In Finland heet de kerstman nog steeds Joulupukki, wat kerstgeit betekend. Deze kerstgeit is een verwijzing naar Thor/Donar,
die met een kar getrokken door twee bokken/geiten reed.
Hier zien we dus ook een verbinding van een oorspronkelijk enge Bok met de Yuleperiode.
(Ridenour Blz.201,
Wikipedia).
In het dal van Gastein (Oostenrijk) komen we de Habergeiß tegen,
een welbekend Perchtentype tijdens de Perchtenloop in Gastein.
De Habergeiß zou de geest van het veld representeren,
Haber is een Oostenrijks woord voor graan en Geiß "geit"
(Ridenour Blz.197).
Bokken en Geiten komen we overal tegen rond de Yuleperiode; de Yulebok in Scandinavie, de
Habergeiß in Oostenrijk,
de Schnabelgeiß in Zwitserland, de Klapperbock in Polen en Noord-Oost Duitsland
(Ridenour Blz.200).
Yule is de tijd van de wilde jacht, hierbij horen Bokken en Geiten, een parade van de andere wereld
geleid door Odin/Wodan, vrouwe Holda of Perchta...
Al Ridenour schrijft in zijn boek "The Krampus" (Blz.117) dat
mogelijk de Perchten model hebben gestaan voor de Krampus. De tradities rond de "Perchtenloop" of
de "jacht op Perchten" zijn in 1582 voor het eerst beschreven
(Bron: Wikepedia)
Met een Perchtenloop maakt men een rondgang langs de huizen, men zingt perchtenliederen en maakt dansmuziek met trommels en
koeienbellen. Men draagt soms een dubbelmasker om het dubbele karakter van Percht en de in haar verenigde tegenstelling uit te drukken:
jong en oud, licht en donker, man en vrouw, goed en kwaad, leven en dood. Men maakt hoge perchtensprongen die bedoeld zijn om het hoog
opgroeien van het graan te bevorderen (vd.Meer Blz.336).
Tot op heden zien we bij de Perchtenloop ook de Buttnmandl met hun kleding van strobundels en koeienbellen; een vruchtbaarheidsrite
voor velden een vee
(zie foto rechts en vd.Meer Blz.276).
Tot in 1616 renden jongens en meisjes door de straten van Nuerenberg
in de Bergnacht, met hamers, stokken en knuppels klopten ze op deuren,
waardoor deze nacht "Klöpflesnacht" (klopnacht) genoemd werd.
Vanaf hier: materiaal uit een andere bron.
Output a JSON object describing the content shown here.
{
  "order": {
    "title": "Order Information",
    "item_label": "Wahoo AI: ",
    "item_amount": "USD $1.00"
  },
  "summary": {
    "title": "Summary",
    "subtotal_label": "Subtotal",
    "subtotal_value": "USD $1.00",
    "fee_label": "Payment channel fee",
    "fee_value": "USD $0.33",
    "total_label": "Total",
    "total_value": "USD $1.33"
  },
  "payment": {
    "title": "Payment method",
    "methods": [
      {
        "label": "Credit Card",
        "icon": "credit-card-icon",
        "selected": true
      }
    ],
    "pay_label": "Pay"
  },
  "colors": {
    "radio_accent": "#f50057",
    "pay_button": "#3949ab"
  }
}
In Eschloh verklede drie vrouwen zich als Berchta´s.
Wanneer ze bij een huis kwamen, rammelde de één met een ketting, klopte ermee op de deur, schraapte de ander tegelijkertijd met
een hark en zwiepte de derde met een bezem. Hierdoor wisten de mensen dat de Bercht´n gearriveerd waren en gaven hen peren, brood of noedels,
waarna de drie hun weg vervolgden. Gedurende de Berchten of Perchten loop in het dal van Gastein
(Oostenrijk), liepen honderden in processie van dorp naar dorp, uitgedost met de vreemdste maskers, droegen ze o.a. koeienbellen, zwepen
en allerlei andere wapens (Gardenstone Blz.122-123).
Hoewel de Perchtenloop in het dal van Gastein een van de oudste
Perchtenlopen is, zijn er praktisch geen heidense elementen in terug te vinden
(Ridenour Blz.192).
De naam Perchta / Berchta betekend "de glanzende", "stralende"
(vd.Meer Blz.275, 326,
Gardenstone Blz.123).
Zij wordt vereerd als patrones van de huiselijke arbeid op de avond
voor haar naamdag laten de meisjes het spinnewiel rusten, deden ze het niet dan zou het vlas de volgende morgen vuil en verward zijn.
Perchta is oorspronkelijk de Godin van de schemerglans, dat wil zeggen van de morgen- en avondschemering en is daarom van tweeslachtige aard,
namelijk zowel Godin van vruchtbaarheid en leven als duisternis en dood. Als Godin van de morgenrood of dageraad staat ook de huiselijke
arbeid onder hoede van Perchta (Zie Nissaba.nl en
Volkoomen.nl)
In een tekst uit de twaalfde eeuw wordt de Perchtdag voor het eerst genoemd en in een tekst uit de elfde eeuw heeft men het over
een Perchtweide, die in eigendom van een kerk wordt gegeven (vd.Meer Blz.502).
Een tekst uit de dertiende eeuw klaagt er over dat kinderen eerder de gezangen ten ere van de Godin Perchta leren zingen, dan dat zij het
Ave Maria kunnen uitspreken. Perchta was dus zeer bekend en geliefd bij het volk van die tijd
(vd.Meer Blz.503).
De Perchten zijn ontstaan uit een gedemoniseerde Godin Perchta.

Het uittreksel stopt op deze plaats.